Quand le café aide à la réinsertion sociale des détenus


Le chemin vers la réhabilitation criminelle, condensé dans l'arôme d'un bon café. Une torréfaction à l'intérieur d'une prison ; cours de barista pour la rééducation et la réorientation des détenus ; opportunités d'emploi dans un café local juste à côté de la rue. Ted Rosner et Max Dubiel, deux amis qui se sont rencontrés à l'Université de St Andrews en Écosse, ont décidé de laisser derrière eux leurs carrières professionnelles respectives - l'un était avocat, l'autre consultant - pour créer une entreprise qui leur permettrait de contrôler les rênes de leur avenir et de contribuer à l'amélioration de la société. C'est ainsi qu'est né Redemption Roasters en 2016, un projet global d'achat de café en gros, de torréfaction et de traitement des grains et de leur vente dans les cafés locaux.
Ted et Max se sont associés au secrétaire d’État à la Justice pour lancer une entreprise qui faciliterait la réhabilitation de la population carcérale et son intégration dans la vie active. « Tout a commencé par notre fascination pour le café, que l'on peut toucher, sentir, ressentir et qui a un caractère tellement international », explique Max à la terrasse de son café à King's Cross , l'un des 13 que possède l'entreprise à Londres.
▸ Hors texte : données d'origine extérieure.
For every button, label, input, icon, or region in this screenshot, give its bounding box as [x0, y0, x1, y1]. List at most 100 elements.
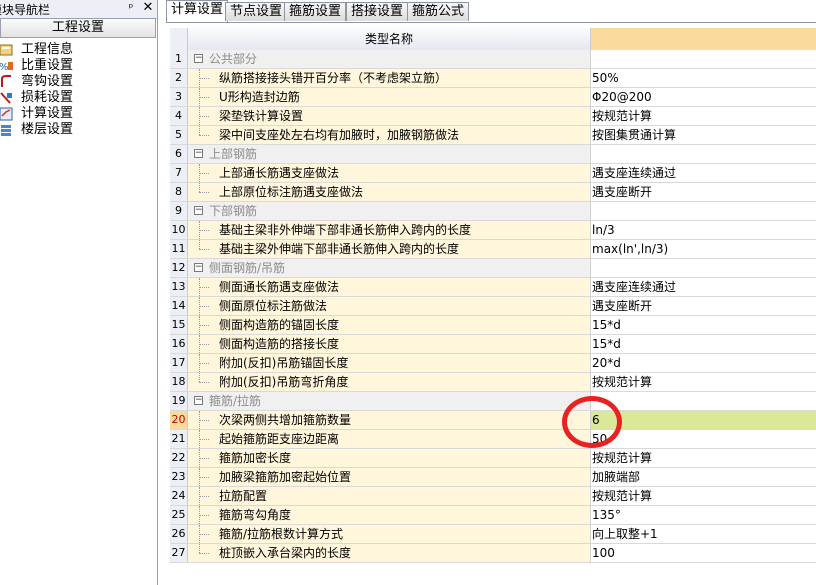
- value-cell[interactable]: 6: [591, 411, 816, 429]
- row-label: 侧面原位标注筋做法: [219, 299, 328, 313]
- row-number: 20: [170, 411, 188, 429]
- value-cell[interactable]: 按规范计算: [591, 373, 816, 391]
- table-row[interactable]: 8 上部原位标注筋遇支座做法 遇支座断开: [170, 183, 816, 202]
- collapse-icon[interactable]: −: [194, 263, 203, 272]
- name-cell: 桩顶嵌入承台梁内的长度: [188, 544, 591, 562]
- row-label: 上部钢筋: [209, 147, 258, 161]
- nav-list: 工程信息% 比重设置弯钩设置损耗设置计算设置楼层设置: [0, 42, 156, 138]
- row-label: 次梁两侧共增加箍筋数量: [219, 413, 352, 427]
- table-row[interactable]: 22 箍筋加密长度 按规范计算: [170, 449, 816, 468]
- table-row[interactable]: 26 箍筋/拉筋根数计算方式 向上取整+1: [170, 525, 816, 544]
- tree-branch: [199, 173, 209, 174]
- tree-branch: [199, 287, 209, 288]
- value-cell[interactable]: Φ20@200: [591, 88, 816, 106]
- collapse-icon[interactable]: −: [194, 54, 203, 63]
- row-number: 25: [170, 506, 188, 524]
- table-row[interactable]: 16 侧面构造筋的搭接长度 15*d: [170, 335, 816, 354]
- value-cell[interactable]: 50%: [591, 69, 816, 87]
- grid-rows: 1− 公共部分 2 纵筋搭接接头错开百分率（不考虑架立筋） 50% 3 U形构造封边筋 Φ20…: [170, 50, 816, 563]
- nav-item[interactable]: 楼层设置: [0, 122, 156, 138]
- group-row[interactable]: 1− 公共部分: [170, 50, 816, 69]
- row-number: 2: [170, 69, 188, 87]
- table-row[interactable]: 21 起始箍筋距支座边距离 50: [170, 430, 816, 449]
- pin-icon[interactable]: ᵖ: [125, 1, 137, 15]
- value-cell[interactable]: 135°: [591, 506, 816, 524]
- table-row[interactable]: 15 侧面构造筋的锚固长度 15*d: [170, 316, 816, 335]
- table-row[interactable]: 23 加腋梁箍筋加密起始位置 加腋端部: [170, 468, 816, 487]
- nav-item[interactable]: 计算设置: [0, 106, 156, 122]
- value-cell[interactable]: 50: [591, 430, 816, 448]
- tree-branch: [199, 116, 209, 117]
- nav-item[interactable]: 弯钩设置: [0, 74, 156, 90]
- tree-line: [199, 373, 201, 382]
- value-column-header[interactable]: [591, 28, 816, 50]
- row-number-header: [170, 28, 188, 50]
- table-row[interactable]: 11 基础主梁外伸端下部非通长筋伸入跨内的长度 max(ln',ln/3): [170, 240, 816, 259]
- table-row[interactable]: 3 U形构造封边筋 Φ20@200: [170, 88, 816, 107]
- value-cell[interactable]: 按规范计算: [591, 449, 816, 467]
- tab-1[interactable]: 计算设置: [166, 0, 229, 22]
- table-row[interactable]: 7 上部通长筋遇支座做法 遇支座连续通过: [170, 164, 816, 183]
- name-cell: 侧面通长筋遇支座做法: [188, 278, 591, 296]
- collapse-icon[interactable]: −: [194, 149, 203, 158]
- table-row[interactable]: 24 拉筋配置 按规范计算: [170, 487, 816, 506]
- table-row[interactable]: 5 梁中间支座处左右均有加腋时，加腋钢筋做法 按图集贯通计算: [170, 126, 816, 145]
- name-column-header[interactable]: 类型名称: [188, 28, 591, 50]
- group-row[interactable]: 9− 下部钢筋: [170, 202, 816, 221]
- row-number: 7: [170, 164, 188, 182]
- table-row[interactable]: 4 梁垫铁计算设置 按规范计算: [170, 107, 816, 126]
- tab-4[interactable]: 搭接设置: [346, 2, 409, 21]
- name-cell: 上部原位标注筋遇支座做法: [188, 183, 591, 201]
- table-row[interactable]: 25 箍筋弯勾角度 135°: [170, 506, 816, 525]
- row-number: 15: [170, 316, 188, 334]
- value-cell[interactable]: 遇支座连续通过: [591, 164, 816, 182]
- value-cell[interactable]: 15*d: [591, 335, 816, 353]
- table-row[interactable]: 13 侧面通长筋遇支座做法 遇支座连续通过: [170, 278, 816, 297]
- value-cell[interactable]: 15*d: [591, 316, 816, 334]
- table-row[interactable]: 17 附加(反扣)吊筋锚固长度 20*d: [170, 354, 816, 373]
- value-cell[interactable]: 按图集贯通计算: [591, 126, 816, 144]
- row-label: 基础主梁外伸端下部非通长筋伸入跨内的长度: [219, 242, 460, 256]
- tree-line: [199, 240, 201, 249]
- table-row[interactable]: 14 侧面原位标注筋做法 遇支座断开: [170, 297, 816, 316]
- group-row[interactable]: 12− 侧面钢筋/吊筋: [170, 259, 816, 278]
- table-row[interactable]: 18 附加(反扣)吊筋弯折角度 按规范计算: [170, 373, 816, 392]
- table-row[interactable]: 27 桩顶嵌入承台梁内的长度 100: [170, 544, 816, 563]
- name-cell: 侧面构造筋的搭接长度: [188, 335, 591, 353]
- table-row[interactable]: 20 次梁两侧共增加箍筋数量 6: [170, 411, 816, 430]
- nav-item-label: 工程信息: [21, 42, 74, 57]
- group-name-cell: − 侧面钢筋/吊筋: [188, 259, 591, 277]
- name-cell: 上部通长筋遇支座做法: [188, 164, 591, 182]
- table-row[interactable]: 10 基础主梁非外伸端下部非通长筋伸入跨内的长度 ln/3: [170, 221, 816, 240]
- value-cell[interactable]: 按规范计算: [591, 107, 816, 125]
- tree-branch: [199, 363, 209, 364]
- collapse-icon[interactable]: −: [194, 206, 203, 215]
- nav-item[interactable]: 损耗设置: [0, 90, 156, 106]
- value-cell[interactable]: 遇支座断开: [591, 183, 816, 201]
- close-icon[interactable]: ✕: [142, 1, 154, 15]
- value-cell[interactable]: 按规范计算: [591, 487, 816, 505]
- tab-2[interactable]: 节点设置: [225, 2, 288, 21]
- value-cell[interactable]: 遇支座连续通过: [591, 278, 816, 296]
- group-row[interactable]: 19− 箍筋/拉筋: [170, 392, 816, 411]
- tab-5[interactable]: 箍筋公式: [407, 2, 470, 21]
- row-number: 18: [170, 373, 188, 391]
- nav-item[interactable]: 工程信息: [0, 42, 156, 58]
- collapse-icon[interactable]: −: [194, 396, 203, 405]
- value-cell[interactable]: 向上取整+1: [591, 525, 816, 543]
- value-cell[interactable]: 100: [591, 544, 816, 562]
- name-cell: 梁中间支座处左右均有加腋时，加腋钢筋做法: [188, 126, 591, 144]
- tree-branch: [199, 230, 209, 231]
- nav-tab-project-settings[interactable]: 工程设置: [0, 18, 156, 38]
- value-cell[interactable]: 遇支座断开: [591, 297, 816, 315]
- value-cell[interactable]: 加腋端部: [591, 468, 816, 486]
- value-cell[interactable]: 20*d: [591, 354, 816, 372]
- row-label: 拉筋配置: [219, 489, 268, 503]
- nav-item[interactable]: % 比重设置: [0, 58, 156, 74]
- table-row[interactable]: 2 纵筋搭接接头错开百分率（不考虑架立筋） 50%: [170, 69, 816, 88]
- row-label: 桩顶嵌入承台梁内的长度: [219, 546, 352, 560]
- tab-3[interactable]: 箍筋设置: [284, 2, 347, 21]
- value-cell[interactable]: max(ln',ln/3): [591, 240, 816, 258]
- group-row[interactable]: 6− 上部钢筋: [170, 145, 816, 164]
- value-cell[interactable]: ln/3: [591, 221, 816, 239]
« L’entreprise a commencé sous le nom de Black Sheep. Nous avons vendu aux restaurants et aux hôtels. Lors d'une foire du café à Londres, nous avons rencontré un représentant du ministère qui nous a parlé de son idée d'apprendre aux prisonniers à travailler dans les cafés. Nous avons été attirés par le projet, mais nous avons pensé à quelque chose de plus qu’une simple académie pour baristas . « Pourquoi ne pas introduire la torréfaction dans une prison ? », demande Max.
Les prisons britanniques sont parmi les plus surpeuplées d’Europe . En effet, le nouveau gouvernement travailliste a été contraint, il y a six mois, de libérer de manière anticipée des milliers de prisonniers condamnés pour des délits mineurs et qui étaient sur le point de passer en troisième année, avant que les cellules ne soient finalement saturées. Le Premier ministre Keir Starmer a chargé l'ancien ministre conservateur de la Justice, David Gauke, de rendre compte des réformes nécessaires pour réduire la surpopulation carcérale.
Pour leur première torréfaction, Max et Ted ont loué des installations minimales à Aylesbury Juvenile Hall dans le Buckinghamshire. Ils ont récolté 120 000 euros auprès de leur famille et de leurs amis pour le projet. « Nous avons embauché huit détenus, plus un professionnel qui a commencé à leur enseigner les techniques et le métier. Compétences de barista et gestion de torréfacteur. « En quatre mois environ, notre premier prisonnier est venu travailler dans l’un de nos cafés », se souvient Max.
Pour le torréfacteur principal, ils ont récolté environ 600 000 euros. Il a été placé à la prison de Mount, à Bovingdon, dans le Hertfordshire. Il était 10 fois plus grand que le précédent, avec 16 personnes travaillant quotidiennement. La moitié d’entre eux étaient des prisonniers. Le bail ayant expiré il y a quelques mois à peine, il semblait que la torréfaction The Mount pourrait être sur le point de disparaître. Mais Max et Ted se sont retrouvés de mèche avec James Timpson, le nouveau secrétaire d'État à la Justice et président de Timpson's, une chaîne de cordonneries, de duplication de clés et de blanchisseries comptant plus de 2 000 établissements. L'une des premières entreprises à participer à la réhabilitation des ex-détenus. « L’un des conseils que James nous a donné était : « Concentrez-vous sur les détenus qui sont vraiment motivés. « Utilisez votre énergie pour ceux que vous pouvez vraiment aider », dit Max.
Les anciens détenus comme Darren Russen, qui a commencé une formation de barista alors qu'il purgeait une peine pour possession d'un couteau (il avait purgé 16 années consécutives), ou Samuel Urhie, avec huit ans de prison derrière lui et maintenant professeur et mentor pour d'autres prisonniers pour Redemption Roasters, sont la preuve de ce à quoi ressemble l'arôme d'une nouvelle vie.

Il est le correspondant d'EL PAÍS pour le Royaume-Uni et l'Irlande. Il a été le premier correspondant de CNN+ aux États-Unis, où il a couvert les attentats du 11 septembre. Il a dirigé les services d'information du SER, a été rédacteur en chef d'Espagne et directeur adjoint d'EL PAÍS. Diplômé en Droit et Master en Journalisme de l'École EL PAÍS/UNAM.